The prevailing narrative is that after years of frustration of the “underprivileged black neighborhoods” and “bad policing” ignores the stark statistic that Baltimore’s black-on-black crime hovers around 90%. Civilized residents understand racial issues warrant conversations, and legal action, not riots. Sparked by social media, organized gangs and teen thugs teamed-up, launching a charge to “purge” Baltimore. A hollow plea went out from the Baltimore police for parents to find their children and take them home. One single mother of six, took it literal, and physically overpowered her oldest, recalcitrant teen and took him home. It went viral.

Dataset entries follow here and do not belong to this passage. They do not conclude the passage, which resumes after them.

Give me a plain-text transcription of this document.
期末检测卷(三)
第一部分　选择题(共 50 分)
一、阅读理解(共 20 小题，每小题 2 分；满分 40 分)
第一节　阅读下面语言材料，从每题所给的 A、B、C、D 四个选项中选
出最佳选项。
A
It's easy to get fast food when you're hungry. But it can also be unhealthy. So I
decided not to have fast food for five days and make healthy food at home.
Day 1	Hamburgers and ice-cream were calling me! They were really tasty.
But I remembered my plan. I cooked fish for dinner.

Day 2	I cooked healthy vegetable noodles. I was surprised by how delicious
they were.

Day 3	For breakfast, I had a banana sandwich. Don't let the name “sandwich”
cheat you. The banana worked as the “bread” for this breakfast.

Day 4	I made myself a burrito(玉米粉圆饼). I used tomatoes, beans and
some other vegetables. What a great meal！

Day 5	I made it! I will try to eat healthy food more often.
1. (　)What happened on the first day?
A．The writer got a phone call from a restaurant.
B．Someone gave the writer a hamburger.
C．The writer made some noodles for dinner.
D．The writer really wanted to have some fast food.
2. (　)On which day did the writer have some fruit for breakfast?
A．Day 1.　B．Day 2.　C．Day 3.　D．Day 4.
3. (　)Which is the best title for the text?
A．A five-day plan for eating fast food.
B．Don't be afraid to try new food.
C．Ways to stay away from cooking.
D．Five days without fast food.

There’s a hue-and-cry of a lack of socio-economic development, depressed community investments, loss of jobs, and police targeting black men. Politically, after forty years of Democratic control, they’re left with soaring crime, high unemployment, and rampant drug abuse. With a Democratic black mayor, and all black administration, including the police commissioner, and city council, according to the “Ferguson DOJ model,” this minority controlled composition, one would have expected a different outcome. Who’ll the new Attorney General blame?

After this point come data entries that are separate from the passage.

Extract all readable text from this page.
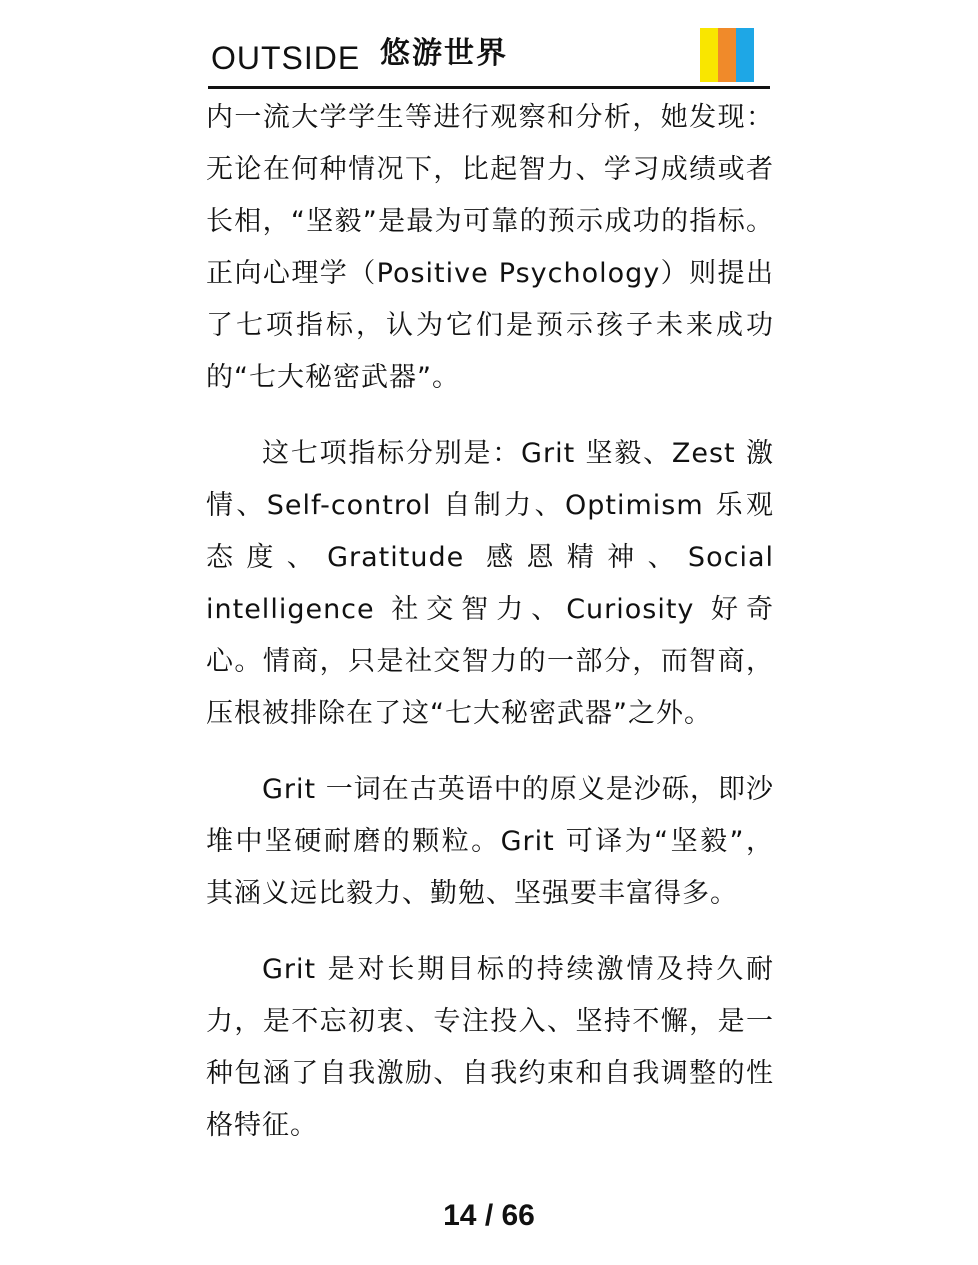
OUTSIDE 悠游世界

内一流大学学生等进行观察和分析，她发现：无论在何种情况下，比起智力、学习成绩或者长相，“坚毅”是最为可靠的预示成功的指标。正向心理学（Positive Psychology）则提出了七项指标，认为它们是预示孩子未来成功的“七大秘密武器”。

这七项指标分别是：Grit 坚毅、Zest 激情、Self-control 自制力、Optimism 乐观态度、Gratitude 感恩精神、Social intelligence 社交智力、Curiosity 好奇心。情商，只是社交智力的一部分，而智商，压根被排除在了这“七大秘密武器”之外。

Grit 一词在古英语中的原义是沙砾，即沙堆中坚硬耐磨的颗粒。Grit 可译为“坚毅”，其涵义远比毅力、勤勉、坚强要丰富得多。

Grit 是对长期目标的持续激情及持久耐力，是不忘初衷、专注投入、坚持不懈，是一种包涵了自我激励、自我约束和自我调整的性格特征。

14 / 66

Torching one’s own neighborhood is a flawed economic recovery paradigm. Corporate big-box stores won’t rebuild in the face of public safety concerns. Citizens of urban cities, run by liberal democratic administrations, have been disarmed, left to be protected by law enforcement who are often unable to adequately protect them. Stores owners can’t defend their property against looters. Gun control always punishes the law-biding. Chicago, New York City, Baltimore and Trenton, sadly confirm that truth. The liberal New York City Mayor hamstrung the police just like Baltimore Mayor’s mimicked version. A liberal policing bent that’s inexplicable to reasonable liberty minded, law-biding citizens in Wyoming.

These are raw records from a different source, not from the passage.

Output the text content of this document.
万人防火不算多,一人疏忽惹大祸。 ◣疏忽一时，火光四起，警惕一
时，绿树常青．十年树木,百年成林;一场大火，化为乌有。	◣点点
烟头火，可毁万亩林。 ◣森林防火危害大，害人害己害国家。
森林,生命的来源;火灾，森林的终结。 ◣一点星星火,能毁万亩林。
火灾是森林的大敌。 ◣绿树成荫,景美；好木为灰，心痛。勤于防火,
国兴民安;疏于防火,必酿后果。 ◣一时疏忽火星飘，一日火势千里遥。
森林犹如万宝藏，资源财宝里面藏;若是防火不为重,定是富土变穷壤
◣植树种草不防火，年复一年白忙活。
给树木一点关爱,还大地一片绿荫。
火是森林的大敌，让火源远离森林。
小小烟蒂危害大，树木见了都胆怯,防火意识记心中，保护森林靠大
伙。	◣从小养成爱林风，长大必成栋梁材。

Patrick Daniel Moynihan was vilified for his 1965 report, The Negro Family: The Case for National Action. His study morphed into “previews of coming attractions.” At the time, he was Assistant Secretary of Labor, and later liberal Democratic Senator, N.Y., wrote that black poverty’s deep roots were found in the relative absence of the nuclear family. He argued, that the rise in single-family mother families, was not due to lack of jobs, but rather a destructive vein in the ghetto culture. It was a cocktail for disaster. His argument defied conventional wisdom of the time, predicting the coming destruction from the out-of-wedlock birthrate at 25% among blacks.

They’re treating symptoms in Baltimore. It’s not a police problem. Jesse Jackson remarked at Gray’s funeral, “We need less policeman.” No one needs more police than those “urban war zones.” Is this the “language of the unheard?” Justification for lawless actions? The anger was palpable. Years of anger may be linked to the choices and behaviors that these blacks made, and continue to make, bolstering Moynihan’s general conclusion, “The steady expansion of welfare programs can be taken as a measure of the steady disintegration of the Negro family structure over the past generations of the United States.”

Not surprisingly, over the years, that report has been dismissed by NAACP leadership. In 2012, President Obama captured 87% of Baltimore’s vote. In Baltimore, a single mother with two children may quality for seven “ensnaring social webs” that total about $36,000 annually. Why work? Where’s the incentive?

Plucky black pastors and their congregations hit the streets to help quell the violence, forming prayer groups, and encouraging peaceful protestors. They mobilized their youth to help clean up the debris. Perhaps they understood better than most, it’s ultimately spiritual poverty. The government doesn’t create wealth. However, is it a matter of wealth? Jesus reminded us, “For what shall it profit a man, if he gains the whole world, and loses his own soul.” And, to the liberal elite, there’s no conservative finger prints on this failed experiment. What do you think?